Donegal had been talked of as genuine contenders for Sam after their provincial semi-final demolition of Tyrone but their season ended in recrimination with the Ulster decider defeat followed by a narrow qualifier reverse against Fermanagh.
By all accounts, certain Donegal players had responded to their Ulster Final defeat by indulging in some bar-room high jinks which did not go down well with the county's loyal supporters.
Derry, meanwhile, claimed an unlikely place in the All-Ireland semi-finals via the qualifiers after regrouping from a heavy Ulster Championship defeat by Tyrone.
Mickey Moran's side relied heavily on the attacking scoring ability of Enda Muldoon and Paddy Bradley and the former picked up a deserved All Star.
Tyrone minors salvaged something from a difficult year for the county by picking up the All-Ireland title with a 0-12 to 0-10 final victory which ended hopes of a double for Kerry.
In hurling, it was another disappointing year for Ulster.
Dunloy endured another All-Ireland Club Final defeat when they were well-beaten by Cork club Newtownshandrum on St Patrick's Day.
They club then suffered tragedy two weeks later when player Frankie McMullan was found dead at his home.
On the intercounty front, Antrim boss Dinny Cahill tried to talk up his team in the press but, in truth, they never looked like making an impact in the summer.

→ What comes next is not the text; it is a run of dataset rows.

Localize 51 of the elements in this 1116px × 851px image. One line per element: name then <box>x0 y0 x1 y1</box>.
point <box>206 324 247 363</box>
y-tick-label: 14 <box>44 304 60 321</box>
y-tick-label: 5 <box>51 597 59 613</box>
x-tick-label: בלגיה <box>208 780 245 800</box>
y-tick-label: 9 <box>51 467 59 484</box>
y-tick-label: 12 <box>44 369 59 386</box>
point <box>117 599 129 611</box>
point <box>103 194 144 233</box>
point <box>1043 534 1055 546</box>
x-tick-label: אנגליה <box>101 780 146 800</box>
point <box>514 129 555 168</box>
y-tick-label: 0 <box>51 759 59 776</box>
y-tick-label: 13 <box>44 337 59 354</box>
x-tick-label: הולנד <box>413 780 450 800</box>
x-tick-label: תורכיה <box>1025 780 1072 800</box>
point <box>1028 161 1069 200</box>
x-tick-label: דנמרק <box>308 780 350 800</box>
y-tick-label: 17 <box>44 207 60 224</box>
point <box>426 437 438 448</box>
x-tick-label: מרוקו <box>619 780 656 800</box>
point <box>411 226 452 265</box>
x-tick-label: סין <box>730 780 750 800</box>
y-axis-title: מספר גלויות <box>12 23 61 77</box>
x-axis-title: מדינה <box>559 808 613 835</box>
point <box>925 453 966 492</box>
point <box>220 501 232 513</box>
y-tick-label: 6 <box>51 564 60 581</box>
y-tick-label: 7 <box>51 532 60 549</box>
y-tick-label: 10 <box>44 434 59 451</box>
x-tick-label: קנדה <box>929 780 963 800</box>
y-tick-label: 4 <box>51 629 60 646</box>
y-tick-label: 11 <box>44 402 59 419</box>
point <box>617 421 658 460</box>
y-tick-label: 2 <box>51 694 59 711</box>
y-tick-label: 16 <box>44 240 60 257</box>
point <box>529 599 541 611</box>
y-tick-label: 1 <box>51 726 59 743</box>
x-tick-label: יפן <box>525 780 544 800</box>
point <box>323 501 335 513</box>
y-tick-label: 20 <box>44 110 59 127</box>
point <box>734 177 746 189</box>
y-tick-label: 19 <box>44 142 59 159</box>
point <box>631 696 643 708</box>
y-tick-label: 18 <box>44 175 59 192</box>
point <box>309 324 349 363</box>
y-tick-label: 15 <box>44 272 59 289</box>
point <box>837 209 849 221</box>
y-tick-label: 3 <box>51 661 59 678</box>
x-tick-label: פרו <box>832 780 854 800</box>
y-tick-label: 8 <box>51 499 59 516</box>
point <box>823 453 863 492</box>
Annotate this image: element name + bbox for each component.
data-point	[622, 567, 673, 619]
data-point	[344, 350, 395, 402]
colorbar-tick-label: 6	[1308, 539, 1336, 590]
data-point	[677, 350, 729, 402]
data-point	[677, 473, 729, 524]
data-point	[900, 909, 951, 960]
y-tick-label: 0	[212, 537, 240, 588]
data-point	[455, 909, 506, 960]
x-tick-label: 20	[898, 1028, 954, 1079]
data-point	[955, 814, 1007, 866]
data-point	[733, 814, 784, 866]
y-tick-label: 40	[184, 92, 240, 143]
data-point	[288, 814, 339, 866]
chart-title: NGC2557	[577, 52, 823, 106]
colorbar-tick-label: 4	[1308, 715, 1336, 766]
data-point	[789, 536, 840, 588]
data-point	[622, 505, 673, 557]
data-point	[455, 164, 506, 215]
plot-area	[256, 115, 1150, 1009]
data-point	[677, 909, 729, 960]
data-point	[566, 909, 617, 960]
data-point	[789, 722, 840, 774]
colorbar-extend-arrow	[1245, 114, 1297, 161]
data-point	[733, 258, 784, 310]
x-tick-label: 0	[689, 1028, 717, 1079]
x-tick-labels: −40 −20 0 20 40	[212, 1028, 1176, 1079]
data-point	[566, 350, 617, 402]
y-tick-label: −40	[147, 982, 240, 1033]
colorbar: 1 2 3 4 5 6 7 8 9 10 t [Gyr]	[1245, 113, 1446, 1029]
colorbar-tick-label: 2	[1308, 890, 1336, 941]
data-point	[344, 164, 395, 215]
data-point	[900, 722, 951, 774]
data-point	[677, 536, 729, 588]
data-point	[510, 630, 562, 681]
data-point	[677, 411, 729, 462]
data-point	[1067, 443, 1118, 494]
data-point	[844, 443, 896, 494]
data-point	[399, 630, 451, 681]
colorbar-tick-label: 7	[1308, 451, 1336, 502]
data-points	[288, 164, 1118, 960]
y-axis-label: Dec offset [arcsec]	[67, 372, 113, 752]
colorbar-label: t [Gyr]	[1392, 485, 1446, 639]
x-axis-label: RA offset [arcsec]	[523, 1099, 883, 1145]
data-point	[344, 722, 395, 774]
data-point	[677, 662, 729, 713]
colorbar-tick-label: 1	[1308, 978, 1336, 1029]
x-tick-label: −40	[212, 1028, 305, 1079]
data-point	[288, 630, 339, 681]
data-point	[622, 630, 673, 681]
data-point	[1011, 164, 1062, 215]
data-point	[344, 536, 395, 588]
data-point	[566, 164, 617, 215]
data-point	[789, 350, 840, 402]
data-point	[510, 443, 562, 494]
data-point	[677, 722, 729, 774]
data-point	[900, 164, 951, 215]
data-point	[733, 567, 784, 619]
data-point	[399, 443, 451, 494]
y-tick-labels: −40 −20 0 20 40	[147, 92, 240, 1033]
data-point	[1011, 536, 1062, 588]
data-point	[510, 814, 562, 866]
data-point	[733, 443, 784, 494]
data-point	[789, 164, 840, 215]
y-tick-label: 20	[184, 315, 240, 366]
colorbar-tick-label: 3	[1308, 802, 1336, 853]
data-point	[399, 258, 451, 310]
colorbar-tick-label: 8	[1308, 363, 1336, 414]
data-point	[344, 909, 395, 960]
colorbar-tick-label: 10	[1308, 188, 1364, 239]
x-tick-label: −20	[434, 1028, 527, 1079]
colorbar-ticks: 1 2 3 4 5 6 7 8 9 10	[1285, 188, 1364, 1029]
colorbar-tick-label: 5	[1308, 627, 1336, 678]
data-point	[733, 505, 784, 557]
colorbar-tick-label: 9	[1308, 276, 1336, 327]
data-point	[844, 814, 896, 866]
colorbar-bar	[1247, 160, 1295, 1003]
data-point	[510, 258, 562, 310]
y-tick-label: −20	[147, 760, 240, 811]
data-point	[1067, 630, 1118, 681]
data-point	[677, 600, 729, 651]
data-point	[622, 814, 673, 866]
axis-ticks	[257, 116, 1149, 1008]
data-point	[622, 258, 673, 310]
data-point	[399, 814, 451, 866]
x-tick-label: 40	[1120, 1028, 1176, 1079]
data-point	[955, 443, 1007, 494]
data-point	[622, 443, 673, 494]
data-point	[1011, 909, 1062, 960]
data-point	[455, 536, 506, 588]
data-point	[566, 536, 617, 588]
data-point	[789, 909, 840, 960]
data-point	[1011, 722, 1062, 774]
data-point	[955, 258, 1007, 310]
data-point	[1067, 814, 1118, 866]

The Saffrons needed a replay to beat a game but limited Down side in the Ulster Final.
To put it mildly, Cahill was then extremely unwise to rubbish the talents of Brian Corcoran and Niall McCarthy before the All-Ireland Quarter-Final against Cork.
The fired-up Rebels routed Antrim by 22 points in the clash and went on to win the All-Ireland decider by beating three-in-a-row seeking Kilkenny 0-17 to 0-9.
On the club scene in the autumn, Crossmaglen claimed another Ulster football title by beating Mayobridge 0-14 to 0-9 in the decider.
However, the victory was overshadowed for many by a dreadful Francie Bellew challenge which left Mickey Linden concussed and minus his front teeth.
With Dunloy beaten in the Antrim Championship, Belfast outfit Rossa defeated Down side Ballygalget in the provincial club decider and like Crossmaglen will try their luck at All-Ireland level in the spring.
Away from the field of play, the debate over Rule 42 rumbled on and the issue seems certain to dominate the next Annual Congress in April.
With Lansdowne Road likely to be out of bounds for international soccer and rugby from 2006 onwards because of redevelopment work, informed speculation suggests that the GAA is likely to make an historic change on the Croke Park issue.
But there's no guarantee that it will happen at the next Congress and it's possible that the issue could be dragged out until 2006.